Mobs avoid hard points. They will flow around those hard points, but hard points cause a pain-like response, and the mob recoils from contact.

Riots are a type of mob behavior. My mentor told the story of how he and his Johns Hopkins buddies rushed to the rowhouse of one of the buddy’s moms. There they set up in the front window with long guns.

As the story was recounted to me, every rowhouse on that block suffered serious damage except for three. The rowhouse they were in and the two rowhouses directly across the street from them.

The mob avoided that hardpoint. It wasn’t worth the pain, and the organism retreated.

Mobs are dangerous. People get caught up in them and don’t know how to extract themselves. People that would never dream of being violent or vandalizing property will do it without even a thought. They follow anybody who acts like a leader.

During student protests that turned into riots at my University in the 60s, before I got there, there was no vandalism until one person threw a brick through the plate glass window of an upscale store. The student newspaper ran a picture of the man throwing that brick through the window to go with the story of the police vowing to track down the student who did it.

Oh, the man throwing the brick? He was dressed as a police officer.

The REST of the windows, those were broken by students who followed suit. Once one act of violence happened, the rest of the mob followed suit.

During the January 6th march to the Capitol, instigators changed the protest into a mob.

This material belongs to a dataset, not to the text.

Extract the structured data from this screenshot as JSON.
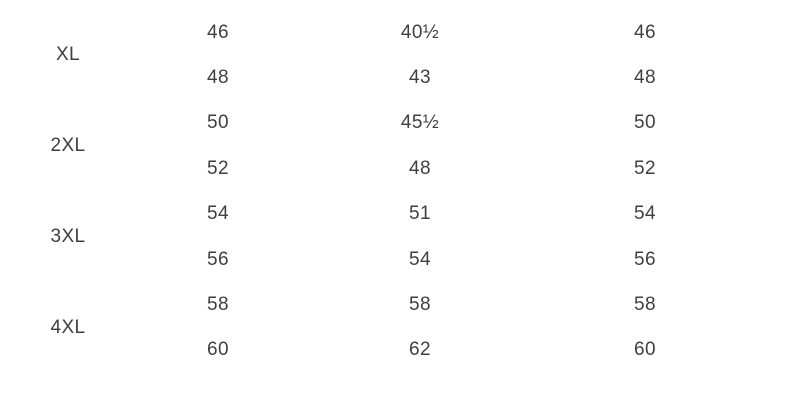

That mob did not turn into a riot; they just did things that, as individuals, they would not normally do.

The reason that it didn’t turn into a riot was because there was no drive among the people to be violent.

We compare that to the BLM riots.

In Kenosha, we saw protests turn to mobs turn to riots. One of the interesting things that was caught on camera was people in all-black clothing, carrying umbrellas, throwing those first bricks. Starting the process of turning the mob into a riot.

The people in the streets were already angry. The media had been stirring up hate and anger for days and weeks. It took very little to drive the protests into mobs and the mobs into riots.

But there are things that mobs don’t do. They don’t have Command and Control structures. They don’t have security details. They don’t have assigned tasks for different units. They don’t have units.

One of the interesting, but not surprising, features of the “mobs” in MN is just how well organized they are.

All of which leads me to believe that they are not organic. There are parts that are useful fools/tools. But there are other parts that are most definitely acting to destabilize societal norms in the area. To foment a revolution.